Occorre una revisione di fondo della legge Fornero, non c’è solo “quota 100”. Chiediamo che con 41 anni di contributi si possa andare in pensione senza vincoli anagrafici e che a partire da 62 anni ci sia una flessibilità in uscita. Occorrono regole diverse a seconda della gravosità del lavoro e poi chiediamo una pensione di garanzia per le giovani generazioni così come occorre riconoscere la specificità del lavoro femminile.
Nel corso dell’estate ha tenuto banco la polemica sul Green Pass. Davvero non è stata una strizzata d’occhio ai lavoratori no-vax?
Per noi vaccinarsi è una responsabilità e un dovere sociale. Già il 6 aprile abbiamo fatto un accordo per la vaccinazione nelle aziende. È il momento che Parlamento e governo si prendano la loro responsabilità. Noi siamo d’accordo sull’obbligo vaccinale e non abbiamo, in principio, nulla in contrario al Green pass, ma non va usato per aggirare l’inadempienza del governo sulla legge. Il problema non riguarda solo i luoghi di lavoro, ma tutto il Paese.
Sergio Cofferati vi critica dicendo che mensa e ristoranti sono la stessa cosa.
La mensa non è un ristorante, ma è un servizio e un diritto di chi lavora, già messa in sicurezza con i protocolli. Si rendano gratuiti i tamponi, non si può pagare per lavorare o per mantenere un diritto conquistato.
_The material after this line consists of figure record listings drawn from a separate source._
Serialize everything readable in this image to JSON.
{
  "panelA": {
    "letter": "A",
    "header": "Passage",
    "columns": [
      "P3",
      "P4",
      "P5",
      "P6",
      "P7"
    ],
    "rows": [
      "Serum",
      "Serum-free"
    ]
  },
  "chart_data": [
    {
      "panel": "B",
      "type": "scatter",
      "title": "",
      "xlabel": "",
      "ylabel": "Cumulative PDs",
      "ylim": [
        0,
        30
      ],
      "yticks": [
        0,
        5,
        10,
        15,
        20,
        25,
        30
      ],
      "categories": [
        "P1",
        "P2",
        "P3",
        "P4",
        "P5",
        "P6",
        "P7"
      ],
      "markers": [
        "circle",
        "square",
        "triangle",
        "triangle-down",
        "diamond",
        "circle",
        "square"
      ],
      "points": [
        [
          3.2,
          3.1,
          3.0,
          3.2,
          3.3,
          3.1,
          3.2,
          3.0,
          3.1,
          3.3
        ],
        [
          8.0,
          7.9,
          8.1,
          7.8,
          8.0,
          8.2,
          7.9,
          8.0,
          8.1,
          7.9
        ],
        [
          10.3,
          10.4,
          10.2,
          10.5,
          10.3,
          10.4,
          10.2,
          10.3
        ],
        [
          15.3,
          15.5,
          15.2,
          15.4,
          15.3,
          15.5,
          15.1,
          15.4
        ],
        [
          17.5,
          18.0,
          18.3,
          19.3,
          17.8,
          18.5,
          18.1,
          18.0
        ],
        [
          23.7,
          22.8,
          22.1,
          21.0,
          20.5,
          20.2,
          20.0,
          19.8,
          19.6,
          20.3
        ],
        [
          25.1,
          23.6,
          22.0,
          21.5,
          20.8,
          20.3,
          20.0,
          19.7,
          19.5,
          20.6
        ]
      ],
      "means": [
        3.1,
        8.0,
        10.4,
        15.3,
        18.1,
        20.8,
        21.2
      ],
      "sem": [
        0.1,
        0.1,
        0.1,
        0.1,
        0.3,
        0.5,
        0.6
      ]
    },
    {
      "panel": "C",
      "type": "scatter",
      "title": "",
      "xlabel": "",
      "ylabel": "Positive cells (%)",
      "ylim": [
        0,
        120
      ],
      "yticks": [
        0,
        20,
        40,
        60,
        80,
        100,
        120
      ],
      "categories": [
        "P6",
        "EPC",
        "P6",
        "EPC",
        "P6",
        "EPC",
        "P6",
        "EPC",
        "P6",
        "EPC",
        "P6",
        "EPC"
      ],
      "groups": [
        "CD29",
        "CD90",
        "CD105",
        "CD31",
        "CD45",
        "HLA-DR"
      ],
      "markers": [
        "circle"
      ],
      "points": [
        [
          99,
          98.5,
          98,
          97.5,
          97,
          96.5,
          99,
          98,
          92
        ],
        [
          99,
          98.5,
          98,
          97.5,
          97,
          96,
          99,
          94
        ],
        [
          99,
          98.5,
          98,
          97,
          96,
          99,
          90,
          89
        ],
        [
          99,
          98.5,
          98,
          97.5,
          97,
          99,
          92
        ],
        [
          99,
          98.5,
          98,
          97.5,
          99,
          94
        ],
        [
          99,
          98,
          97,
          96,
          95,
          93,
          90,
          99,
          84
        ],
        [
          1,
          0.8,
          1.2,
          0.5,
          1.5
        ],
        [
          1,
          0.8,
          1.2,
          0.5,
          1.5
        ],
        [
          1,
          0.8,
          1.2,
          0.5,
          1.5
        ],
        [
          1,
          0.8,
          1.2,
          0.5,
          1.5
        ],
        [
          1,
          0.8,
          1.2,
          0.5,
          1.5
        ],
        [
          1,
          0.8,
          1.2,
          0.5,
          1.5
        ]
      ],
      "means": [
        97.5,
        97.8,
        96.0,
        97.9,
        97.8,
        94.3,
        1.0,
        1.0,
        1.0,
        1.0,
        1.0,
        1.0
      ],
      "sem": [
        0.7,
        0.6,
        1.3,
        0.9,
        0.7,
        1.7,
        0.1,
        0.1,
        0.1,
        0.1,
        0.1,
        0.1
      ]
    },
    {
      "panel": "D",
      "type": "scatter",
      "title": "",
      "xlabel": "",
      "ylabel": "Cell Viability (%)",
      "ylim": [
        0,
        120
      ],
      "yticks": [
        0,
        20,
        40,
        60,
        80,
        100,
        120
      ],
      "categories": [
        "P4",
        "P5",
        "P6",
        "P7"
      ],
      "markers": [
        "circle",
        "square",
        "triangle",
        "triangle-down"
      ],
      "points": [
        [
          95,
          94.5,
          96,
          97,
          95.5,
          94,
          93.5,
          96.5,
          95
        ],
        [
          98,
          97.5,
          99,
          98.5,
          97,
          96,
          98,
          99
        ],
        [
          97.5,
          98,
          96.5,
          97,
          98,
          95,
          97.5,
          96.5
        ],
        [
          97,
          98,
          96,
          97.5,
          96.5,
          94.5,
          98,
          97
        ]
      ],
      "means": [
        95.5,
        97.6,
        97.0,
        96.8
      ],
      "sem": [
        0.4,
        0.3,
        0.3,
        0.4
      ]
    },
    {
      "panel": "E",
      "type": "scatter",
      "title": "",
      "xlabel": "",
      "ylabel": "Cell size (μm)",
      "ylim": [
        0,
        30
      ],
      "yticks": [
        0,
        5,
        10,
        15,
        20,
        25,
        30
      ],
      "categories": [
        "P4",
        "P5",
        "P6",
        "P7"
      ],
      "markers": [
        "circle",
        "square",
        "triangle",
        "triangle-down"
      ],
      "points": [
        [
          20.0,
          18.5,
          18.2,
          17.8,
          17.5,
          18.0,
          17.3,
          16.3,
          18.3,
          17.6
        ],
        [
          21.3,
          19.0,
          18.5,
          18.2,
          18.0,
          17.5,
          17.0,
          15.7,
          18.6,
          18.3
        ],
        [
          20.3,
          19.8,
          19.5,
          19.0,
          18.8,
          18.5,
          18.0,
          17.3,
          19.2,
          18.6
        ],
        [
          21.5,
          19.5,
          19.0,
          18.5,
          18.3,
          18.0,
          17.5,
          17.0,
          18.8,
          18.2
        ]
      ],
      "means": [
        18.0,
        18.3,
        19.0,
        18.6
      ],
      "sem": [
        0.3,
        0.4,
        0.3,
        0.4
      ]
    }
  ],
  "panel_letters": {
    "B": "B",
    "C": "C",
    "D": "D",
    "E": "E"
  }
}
Il Fatto ha avviato una petizione per le dimissioni da sottosegretario di Durigon. È d’accordo?
Siamo una Repubblica democratica e antifascista, il nostro Paese ha riconquistato la libertà e la democrazia perché ha sconfitto il fascismo. Chi la rappresenta ha giurato sulla Costituzione e deve rispettarla, non sostenere il suo contrario. È una responsabilità che il governo si deve assumere.